In the present case, we conclude defendant was not detained based on the following facts: Officer Luong did not use or display his gun as it remained in his holster; he did not shine a spotlight on defendant; he parked his patrol car in a driveway near where defendant was sitting, and the vehicle did not block defendant’s ingress or egress; defendant was not physically restrained; defendant was not directed to move away from where he was sitting; and Officer Luong spoke to defendant in a “normal” rather than authoritative voice, when asking defendant what he was doing in the area.
Lastly, we note in passing that defendant’s argument regarding involuntary consent fails as well. Defendant argues that in any event, the consent he gave Luong to search him or to “Go ahead” was invalid, because it was involuntarily rendered consent given solely in response to Luong’s authority as a police officer. The People carry the burden of establishing the consent given to search is voluntarily made, and unaffected by duress or coercion. (Bumper v. State of North Carolina (1968) 391 U.S. 543, 548-549.) The very facts which demonstrate the encounter between Luong and defendant was consensual, likewise allow the People to meet their burden of proof regarding voluntary consent.
Defendant’s argument thus fails.
Substantial Evidence Supported the Finding Defendant Possessed a Dirk or Dagger
Defendant contends there was insufficient evidence to support the court’s finding that he possessed a dirk or a dagger. He argues the prosecution failed to prove he intended to use the screwdriver for a felonious purpose, or for use as a stabbing weapon. We conclude the argument has no merit.
“In assessing a sufficiency-of-evidence argument on appeal, we review the entire record in the light most favorable to the prevailing party to determine whether it shows evidence that is reasonable, credible and of solid value from which a rational trier of fact could find the defendant guilty beyond a reasonable doubt. [Citations.]” (People v. Wader (1993) 5 Cal.4th 610, 640.) We apply the same standard to convictions based largely on circumstantial evidence. (People v. Meza (1995) 38 Cal.App.4th 1741, 1745.) And, it is not within our province to reweigh the evidence or redetermine the issues of credibility. (People v. Ochoa (1993) 6 Cal.4th 1199, 1206.) Moreover, these same principles apply to proceedings pursuant to Welfare and Institutions Code section 602. (In re Jesse L. (1990) 221 Cal.App.3d 161, 165.)
Penal Code section 12020, subdivision (a)(4)(24)prohibits the carrying of a concealed dirk or dagger. Under the statute, a dirk or dagger is defined as a “knife or other instrument with or without a hand guard that is capable of ready use as a stabbing weapon that may inflict great bodily injury or death.” To be convicted, the defendant must (1) “knowingly and intentionally carry [the] concealed . . . instrument, and (2) know the instrument ‘is capable of ready use as a stabbing weapon.’” (People v. Rubalcava (2000) 23 Cal.4th 322, 332.) Proof of intent “to use the instrument as a stabbing weapon [ ]” is not an element of the crime. (Id. at pp. 333-334.)
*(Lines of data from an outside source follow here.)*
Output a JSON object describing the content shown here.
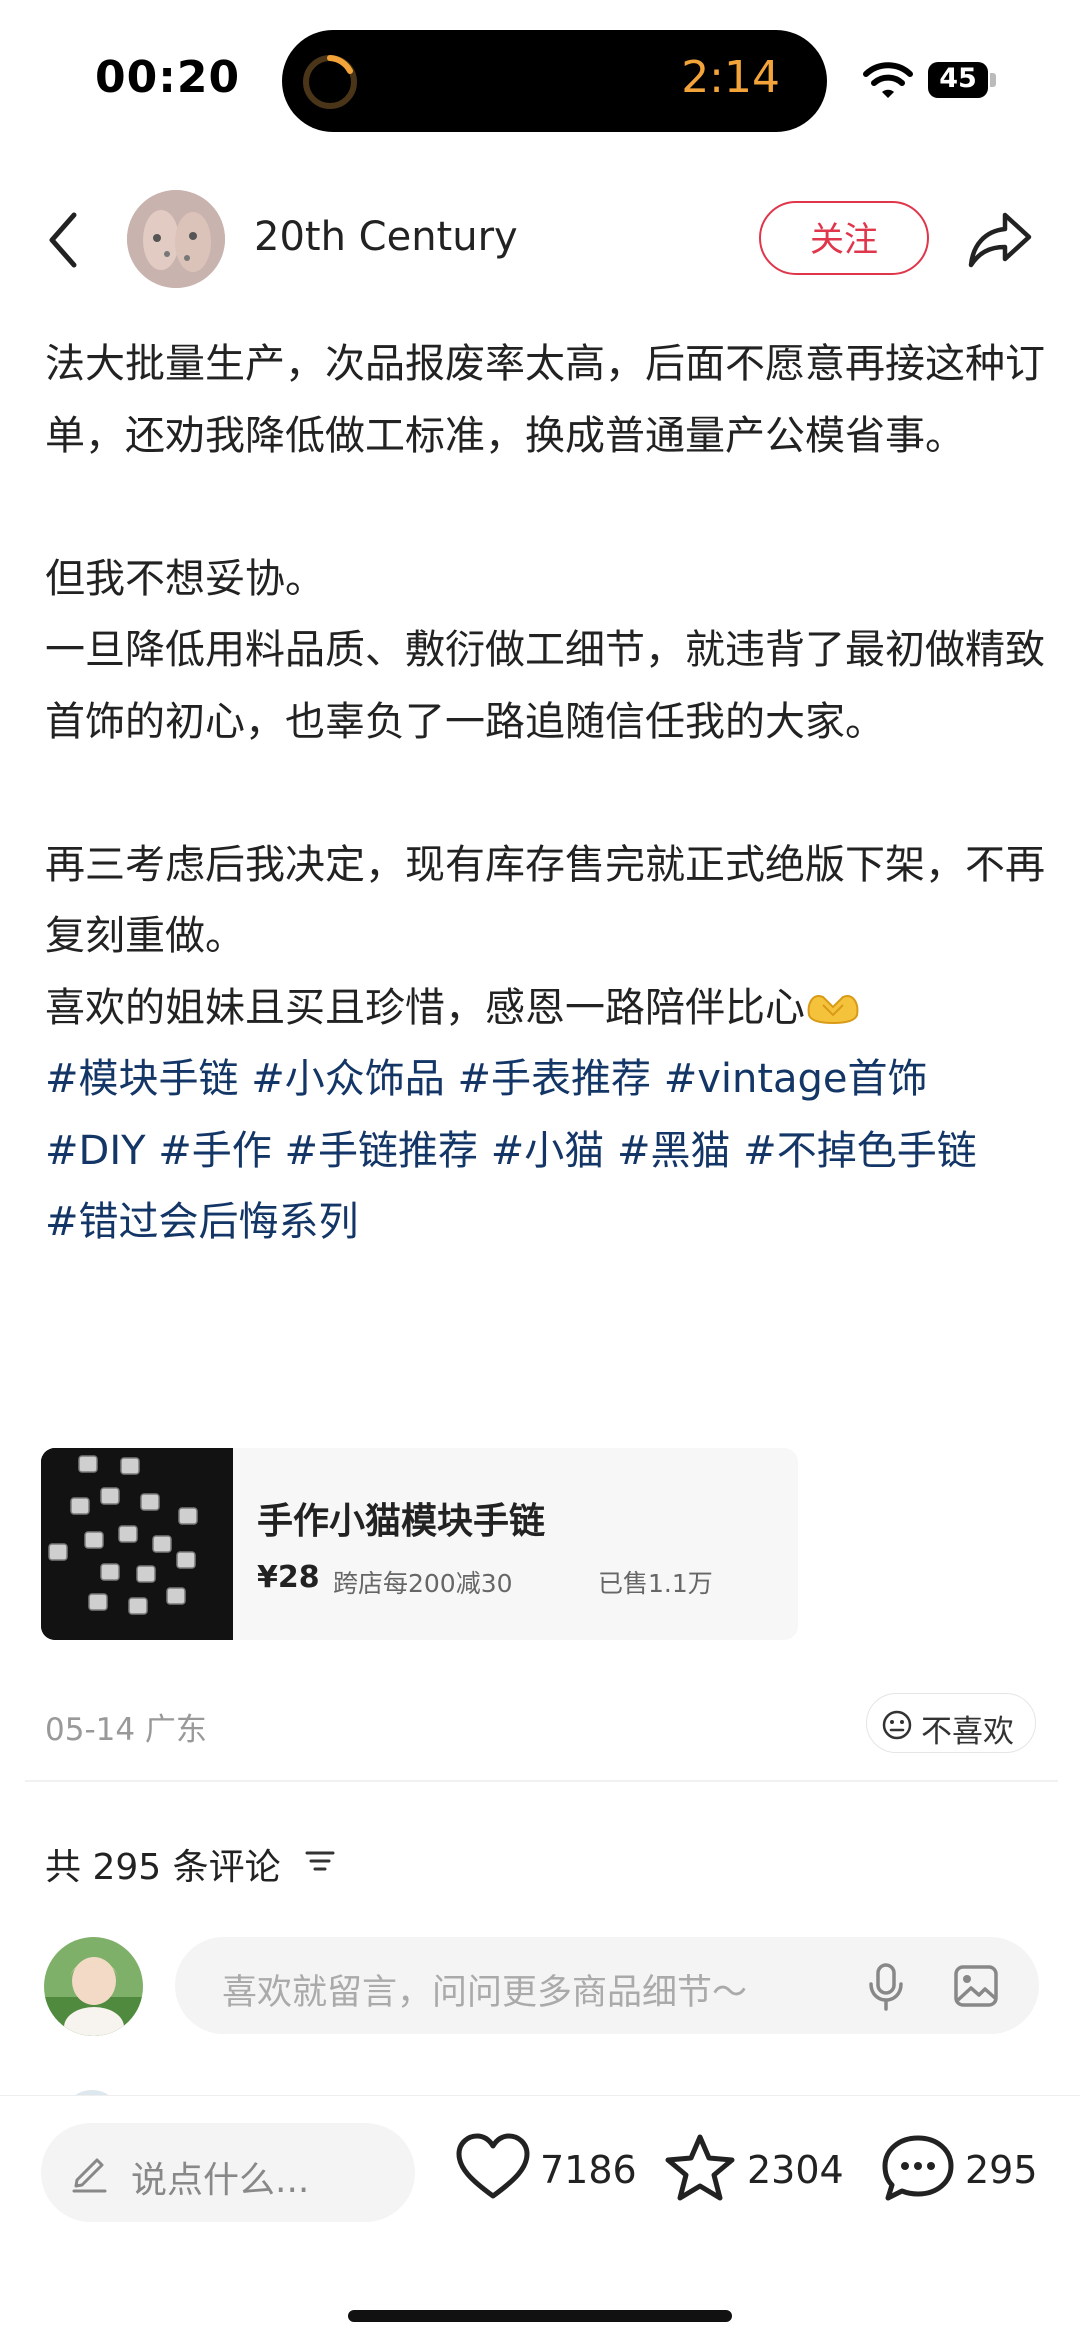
{
  "status_bar": {
    "time": "00:20",
    "island_timer": "2:14",
    "battery": "45"
  },
  "header": {
    "author_name": "20th Century",
    "follow_label": "关注"
  },
  "post": {
    "paragraphs": [
      "法大批量生产，次品报废率太高，后面不愿意再接这种订单，还劝我降低做工标准，换成普通量产公模省事。",
      "但我不想妥协。",
      "一旦降低用料品质、敷衍做工细节，就违背了最初做精致首饰的初心，也辜负了一路追随信任我的大家。",
      "再三考虑后我决定，现有库存售完就正式绝版下架，不再复刻重做。",
      "喜欢的姐妹且买且珍惜，感恩一路陪伴比心"
    ],
    "tags_line1": "#模块手链 #小众饰品  #手表推荐 #vintage首饰",
    "tags_line2": "#DIY #手作 #手链推荐 #小猫 #黑猫 #不掉色手链",
    "tags_line3": "#错过会后悔系列"
  },
  "product": {
    "title": "手作小猫模块手链",
    "price": "¥28",
    "promo": "跨店每200减30",
    "sold": "已售1.1万"
  },
  "meta": {
    "date_location": "05-14 广东",
    "dislike_label": "不喜欢"
  },
  "comments": {
    "count_label": "共 295 条评论",
    "input_placeholder": "喜欢就留言，问问更多商品细节～"
  },
  "bottom_bar": {
    "say_placeholder": "说点什么...",
    "likes": "7186",
    "stars": "2304",
    "comments": "295"
  },
  "colors": {
    "accent_red": "#e0364b",
    "tag_blue": "#133667",
    "timer_orange": "#f2a33a"
  }
}
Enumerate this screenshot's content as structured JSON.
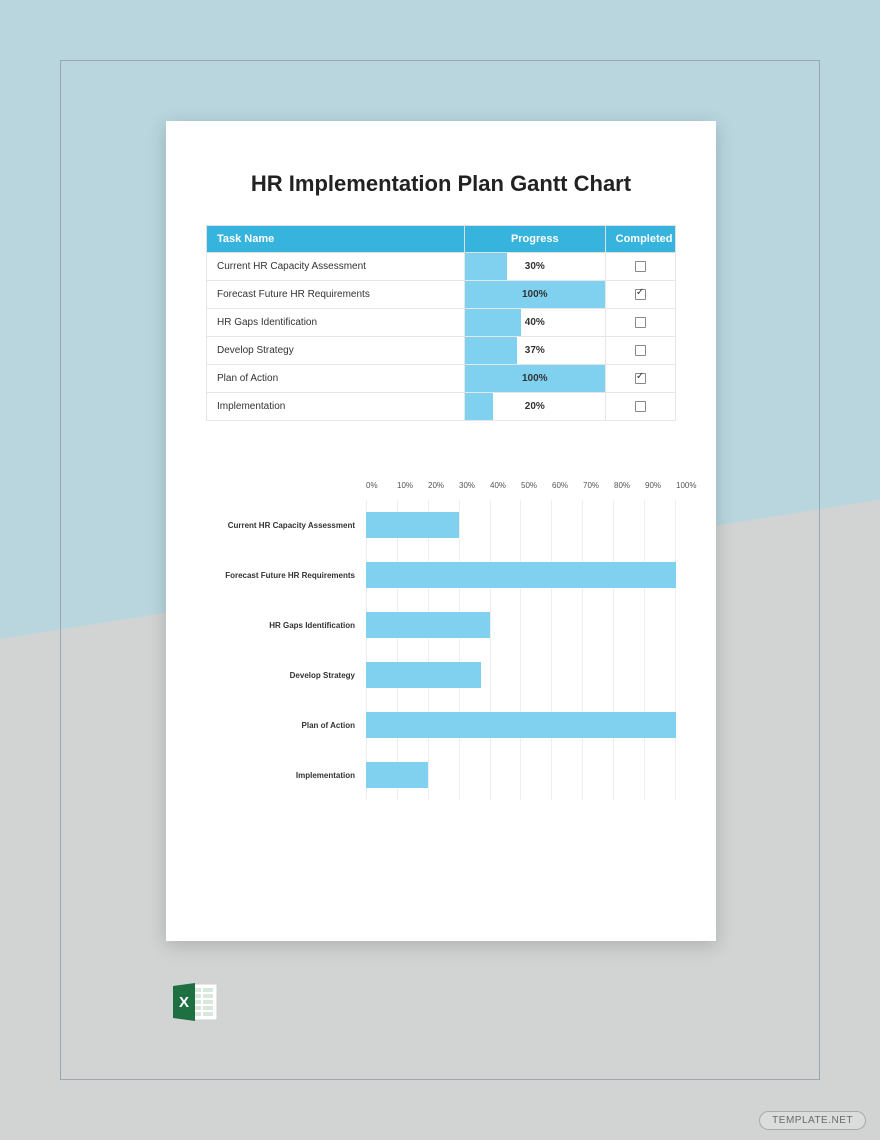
{
  "title": "HR Implementation Plan Gantt Chart",
  "table": {
    "headers": {
      "task": "Task Name",
      "progress": "Progress",
      "completed": "Completed"
    },
    "rows": [
      {
        "task": "Current HR Capacity Assessment",
        "progress": 30,
        "progress_label": "30%",
        "completed": false
      },
      {
        "task": "Forecast Future HR Requirements",
        "progress": 100,
        "progress_label": "100%",
        "completed": true
      },
      {
        "task": "HR Gaps Identification",
        "progress": 40,
        "progress_label": "40%",
        "completed": false
      },
      {
        "task": "Develop Strategy",
        "progress": 37,
        "progress_label": "37%",
        "completed": false
      },
      {
        "task": "Plan of Action",
        "progress": 100,
        "progress_label": "100%",
        "completed": true
      },
      {
        "task": "Implementation",
        "progress": 20,
        "progress_label": "20%",
        "completed": false
      }
    ]
  },
  "chart_data": {
    "type": "bar",
    "orientation": "horizontal",
    "categories": [
      "Current HR Capacity Assessment",
      "Forecast Future HR Requirements",
      "HR Gaps Identification",
      "Develop Strategy",
      "Plan of Action",
      "Implementation"
    ],
    "values": [
      30,
      100,
      40,
      37,
      100,
      20
    ],
    "xlabel": "",
    "ylabel": "",
    "xlim": [
      0,
      100
    ],
    "ticks": [
      "0%",
      "10%",
      "20%",
      "30%",
      "40%",
      "50%",
      "60%",
      "70%",
      "80%",
      "90%",
      "100%"
    ],
    "bar_color": "#7fd1ef"
  },
  "watermark": "TEMPLATE.NET",
  "file_icon": "excel-icon"
}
However, because the dirk or dagger portion of section 12020 criminalized what is traditionally lawful conduct, an element of knowledge must therefore be construed. “Thus, to commit the offense, a defendant must still have the requisite guilty mind: that is, the defendant must knowingly and intentionally carry concealed upon his or her person an instrument ‘that is capable of ready use as a stabbing weapon.’ [Citation.] A defendant who does not know that he is carrying the weapon or that the concealed instrument may be used as a stabbing weapon is therefore not guilty of violating section 12020.” (People v. Rubalcava, supra, 23 Cal.4th at p. 331.)
Here, substantial evidence supported defendant’s conviction. Officer Ackerman testified that the screwdriver found in defendant’s pocket had been physically modified. The screwdriver had been filed down to where the sides were uneven, and the end came to a point. Thus, it was the particular modification of the screwdriver which gave it the physical characteristics of a weapon capable of stabbing someone, and of inflicting harm.
Moreover, it is the way in which defendant responded to Ackerman’s question regarding why he had the modified screwdriver in his possession, that speaks volumes. Instead of responding he did not know, or responding in any other manner, defendant gave Ackerman the rhetorical response “Come on man, you know why.” This telling response leads us to reasonably conclude that defendant, who was alone in an area well-known for its gang activity, and who was sitting by a makeshift gang shrine, well knew that the modified screwdriver in his pocket could be used as a weapon if necessary.
Defendant’s argument fails.
III
Disposition
The judgment is affirmed.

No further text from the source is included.